The rodents, like the birds, seemed to have fled. Every morning, Sam’s traps were empty, and he and Jiselle never saw mice or rats on their walks into the ravine any longer. Their absence was not reassuring. Jiselle felt more abandoned by their disappearance than relieved.
It was one of so many disconcerting things. Wave after wave of disastrous statistics on the news were being made human now by a few familiar faces:
Donald Trump’s son. Brad Pitt’s brother. The woman who’d founded Mrs. Fields cookies, and her entire family.

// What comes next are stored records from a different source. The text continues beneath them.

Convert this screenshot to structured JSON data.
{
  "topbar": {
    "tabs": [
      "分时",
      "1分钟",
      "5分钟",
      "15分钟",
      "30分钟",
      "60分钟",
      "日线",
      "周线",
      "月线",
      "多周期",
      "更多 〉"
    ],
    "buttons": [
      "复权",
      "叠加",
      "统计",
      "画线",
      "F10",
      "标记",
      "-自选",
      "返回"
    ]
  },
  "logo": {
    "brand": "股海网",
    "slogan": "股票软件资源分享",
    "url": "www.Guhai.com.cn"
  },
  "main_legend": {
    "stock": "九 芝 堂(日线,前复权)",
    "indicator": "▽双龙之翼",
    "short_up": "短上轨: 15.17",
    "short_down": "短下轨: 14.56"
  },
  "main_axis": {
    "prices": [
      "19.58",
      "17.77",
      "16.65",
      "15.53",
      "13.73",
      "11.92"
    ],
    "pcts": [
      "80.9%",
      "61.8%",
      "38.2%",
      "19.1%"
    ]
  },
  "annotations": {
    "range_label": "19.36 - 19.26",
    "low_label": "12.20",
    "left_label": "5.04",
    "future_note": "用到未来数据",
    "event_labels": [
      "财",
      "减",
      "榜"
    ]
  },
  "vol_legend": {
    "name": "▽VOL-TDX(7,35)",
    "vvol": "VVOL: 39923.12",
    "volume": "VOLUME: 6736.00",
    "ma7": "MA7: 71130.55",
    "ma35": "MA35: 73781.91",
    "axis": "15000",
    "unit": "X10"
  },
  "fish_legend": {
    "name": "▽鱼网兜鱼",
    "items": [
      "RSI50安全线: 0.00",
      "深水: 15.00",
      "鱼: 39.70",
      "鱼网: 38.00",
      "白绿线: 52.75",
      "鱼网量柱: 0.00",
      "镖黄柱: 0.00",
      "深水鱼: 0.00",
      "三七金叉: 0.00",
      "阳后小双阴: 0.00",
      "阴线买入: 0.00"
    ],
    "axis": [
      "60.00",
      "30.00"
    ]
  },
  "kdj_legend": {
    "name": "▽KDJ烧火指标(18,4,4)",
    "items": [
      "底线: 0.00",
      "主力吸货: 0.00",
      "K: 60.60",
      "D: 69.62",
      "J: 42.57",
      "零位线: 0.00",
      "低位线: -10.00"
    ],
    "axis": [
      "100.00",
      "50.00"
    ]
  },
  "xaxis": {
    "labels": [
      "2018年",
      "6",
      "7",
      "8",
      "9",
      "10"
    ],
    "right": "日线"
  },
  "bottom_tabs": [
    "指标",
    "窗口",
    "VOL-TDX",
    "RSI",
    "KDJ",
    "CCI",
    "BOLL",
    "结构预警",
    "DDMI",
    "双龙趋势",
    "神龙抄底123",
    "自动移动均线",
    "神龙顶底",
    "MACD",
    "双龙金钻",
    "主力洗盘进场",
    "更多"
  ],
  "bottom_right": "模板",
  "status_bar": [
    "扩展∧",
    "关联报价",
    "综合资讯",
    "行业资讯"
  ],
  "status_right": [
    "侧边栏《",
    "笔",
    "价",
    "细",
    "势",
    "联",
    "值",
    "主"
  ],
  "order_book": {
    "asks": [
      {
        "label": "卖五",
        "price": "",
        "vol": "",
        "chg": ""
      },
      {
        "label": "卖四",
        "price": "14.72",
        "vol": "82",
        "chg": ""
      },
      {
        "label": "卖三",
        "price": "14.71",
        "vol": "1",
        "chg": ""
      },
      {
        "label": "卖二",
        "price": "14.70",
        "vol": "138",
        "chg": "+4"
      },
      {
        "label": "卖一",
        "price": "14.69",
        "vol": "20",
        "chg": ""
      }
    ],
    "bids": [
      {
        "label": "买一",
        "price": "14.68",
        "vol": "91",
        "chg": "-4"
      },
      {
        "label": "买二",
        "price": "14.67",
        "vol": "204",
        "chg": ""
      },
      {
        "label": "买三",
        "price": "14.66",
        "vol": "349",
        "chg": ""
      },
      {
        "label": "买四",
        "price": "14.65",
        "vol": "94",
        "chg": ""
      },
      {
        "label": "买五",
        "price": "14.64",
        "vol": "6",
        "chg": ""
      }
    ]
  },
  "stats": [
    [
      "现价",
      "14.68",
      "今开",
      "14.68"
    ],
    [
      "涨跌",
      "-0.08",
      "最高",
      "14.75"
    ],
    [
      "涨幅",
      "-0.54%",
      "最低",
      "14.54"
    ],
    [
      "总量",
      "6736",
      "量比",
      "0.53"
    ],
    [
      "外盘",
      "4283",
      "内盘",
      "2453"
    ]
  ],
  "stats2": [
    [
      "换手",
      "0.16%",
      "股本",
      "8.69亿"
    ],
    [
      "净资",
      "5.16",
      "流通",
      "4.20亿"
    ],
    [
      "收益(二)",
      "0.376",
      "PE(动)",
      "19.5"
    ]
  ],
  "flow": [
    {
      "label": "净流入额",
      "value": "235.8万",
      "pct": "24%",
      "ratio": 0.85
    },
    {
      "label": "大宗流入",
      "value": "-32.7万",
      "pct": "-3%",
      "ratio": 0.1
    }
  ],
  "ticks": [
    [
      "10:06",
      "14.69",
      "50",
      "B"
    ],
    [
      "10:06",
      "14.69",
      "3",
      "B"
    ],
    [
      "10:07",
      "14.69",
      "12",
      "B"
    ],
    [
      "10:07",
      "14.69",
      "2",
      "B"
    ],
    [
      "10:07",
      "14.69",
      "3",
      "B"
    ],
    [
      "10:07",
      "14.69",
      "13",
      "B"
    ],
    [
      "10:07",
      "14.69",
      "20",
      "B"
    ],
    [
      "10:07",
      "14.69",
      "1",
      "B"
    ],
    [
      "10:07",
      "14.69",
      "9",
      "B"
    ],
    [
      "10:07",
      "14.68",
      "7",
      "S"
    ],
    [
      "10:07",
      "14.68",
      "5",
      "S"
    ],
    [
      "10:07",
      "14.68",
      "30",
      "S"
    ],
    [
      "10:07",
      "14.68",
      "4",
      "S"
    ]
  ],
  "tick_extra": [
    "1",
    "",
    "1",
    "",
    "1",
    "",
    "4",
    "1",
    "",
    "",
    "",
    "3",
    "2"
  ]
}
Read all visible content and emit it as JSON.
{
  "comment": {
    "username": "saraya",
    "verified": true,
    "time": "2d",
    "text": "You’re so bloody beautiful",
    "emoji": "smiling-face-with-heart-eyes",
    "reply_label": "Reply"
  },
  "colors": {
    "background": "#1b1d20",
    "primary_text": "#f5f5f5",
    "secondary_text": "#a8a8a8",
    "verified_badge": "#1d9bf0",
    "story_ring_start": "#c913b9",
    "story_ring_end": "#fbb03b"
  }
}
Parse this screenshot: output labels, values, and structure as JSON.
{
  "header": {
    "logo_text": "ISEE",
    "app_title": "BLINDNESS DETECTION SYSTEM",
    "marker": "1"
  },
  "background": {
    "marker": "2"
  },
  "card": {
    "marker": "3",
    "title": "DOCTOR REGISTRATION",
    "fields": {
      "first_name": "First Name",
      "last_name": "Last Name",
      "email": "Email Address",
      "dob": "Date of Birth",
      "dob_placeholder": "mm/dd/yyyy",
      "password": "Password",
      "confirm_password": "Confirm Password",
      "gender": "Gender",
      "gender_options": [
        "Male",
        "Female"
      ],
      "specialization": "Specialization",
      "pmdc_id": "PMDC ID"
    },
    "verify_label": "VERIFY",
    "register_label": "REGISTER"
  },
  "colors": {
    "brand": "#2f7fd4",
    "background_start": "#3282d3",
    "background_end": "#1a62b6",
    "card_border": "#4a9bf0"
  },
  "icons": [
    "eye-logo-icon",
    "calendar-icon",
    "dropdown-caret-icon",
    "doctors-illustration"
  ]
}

All of these cases proved what they’d already been telling people for months—that no amount of money, specialized medicine, private planes, or island hideaways could spare you.
The Fieldses, it was said, had retreated together to a house in Idaho, thinking it was an escape from the infected areas with higher populations—but they were found there by a UPS man delivering blankets, which they’d had shipped to them from Denmark because they were unwilling to use
blankets that had spent any significant amount of time within U.S. borders.
“These people did everything ‘right,’” a man who was identified by a caption on the television as “Health Expert” said, making elaborate quotation marks in the air, raising his bushy eyebrows knowingly, “which goes to show that you can’t flee from a virus that’s already circulating in your body. People need to keep themselves fit, mind their nutrition, and stay close to health experts who can help them at the first sign of illness.”
But the story that completely eclipsed the others was “A Mother, a Saint, in Maine.”
In Portland a mother of four had left a note on the kitchen table that read, “I know I have the Phoenix flu. I’m going away until it’s passed, so I won’t infect you.”
Her husband and children and the local authorities had mounted a massive search. They’d posted flyers and bought a billboard on the interstate: MOMMY. WE NEED YOU TO COME HOME. WE LOVE YOU. PLEASE. But she was found dead and alone a few days later by a maid at a Holiday Inn in Concord, New Hampshire—her bed surrounded by photos of her family.
Now the family was suing the local authorities because they’d had her remains cremated before the family had a chance to identify her, to say goodbye.
That night, on the couch in the dark, Sam was a warm weight at her side, his head on her shoulder, and Jiselle could feel both the steadiness of his breath and the depth of his concentration. The flashlight was a bright zero on the page they were reading together. His hair was a little longer now, and it tickled the side of her face. Occasionally she’d rub her cheek against the top of his head. He snuggled closer to her when she did.